Over the last decade or two, college construction management programs that tilted toward a more engineering based focus are now shifting back towards a greater emphasis upon pure construction management, to meet the demands of the industry.  Large building construction companies are telling colleges they want new graduates coming out of construction management programs to have more skills in project management, and to possess a familiarity and facility with the latest building construction design and project management software.

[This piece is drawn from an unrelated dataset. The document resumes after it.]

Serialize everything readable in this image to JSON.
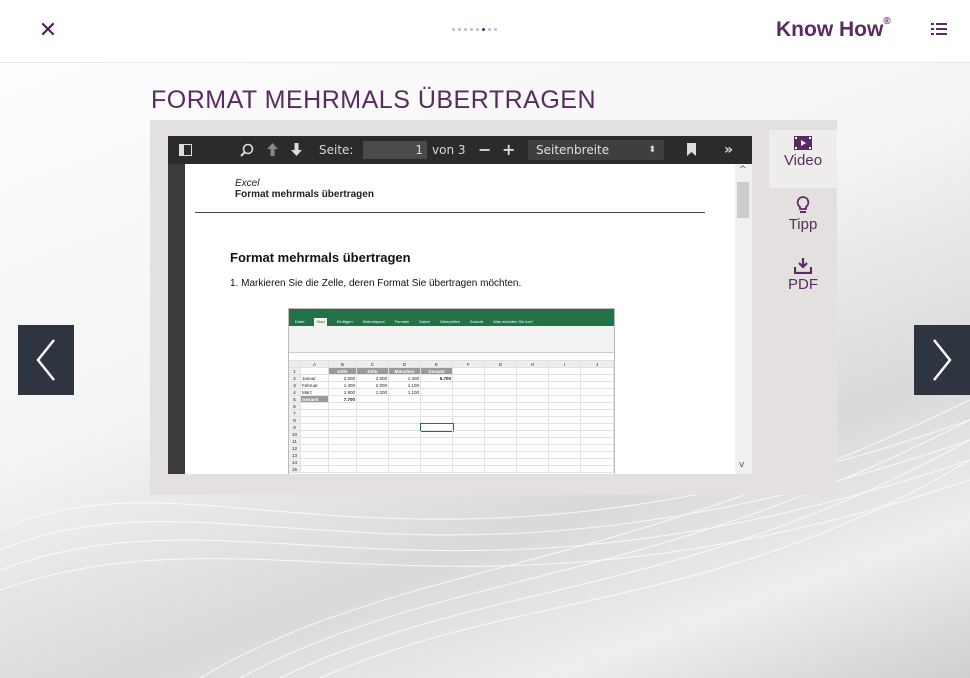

One of the real-world realities that enters into this mix and that requires common-sense consideration, is that high-rise skyscrapers in New York City, for example, are built…in their entirety…without any tradespeople onsite ever having to differentiate or integrate calculus equations as part of their work.  Massively complicated structures are built from the ground up with only the occasional tradesperson applying simple 3-4-5 trigonometry to check the accuracy of the square-ness of their interior wall layout.  The most complicated mathematical computations performed onsite are probably done by the surveying crew.  A large gulf exists therefore between the theoretical design that occurs in an office environment, and the practical assembly of building components that takes place on the actual building site.  The information that connects the design to the construction is the design calculations, translated into project documents usable by the building tradespeople working onsite, known as the plans and specifications.

The idea that the general contractor’s onsite construction supervision staff would perform complex engineering calculations that displaced the engineering design performed by the project engineers and architect of record, would be a dangerous development.  The last thing the general contractor and subcontractors on a new building construction project want to do is to assume part of the liability for the building’s design.  There has to be a clear separation between design and construction.  Even in the design-build contractual arrangement, we want qualified licensed designers performing the actual design work, with valuable practical input from construction experts.  We do not want half-qualified and partially trained people designing the structural elements or the mechanical systems for even the simplest buildings, no matter how sophisticated the building design computer software is.

How then does this relate to the question of the proper balance between engineering and project management in construction management college programs, especially with the proliferation of highly developed design software systems today?  Where should responsible educators draw the line in crafting curriculums that match the needs of employers and at the same time provide the foundation for professional growth after graduates enter the workforce?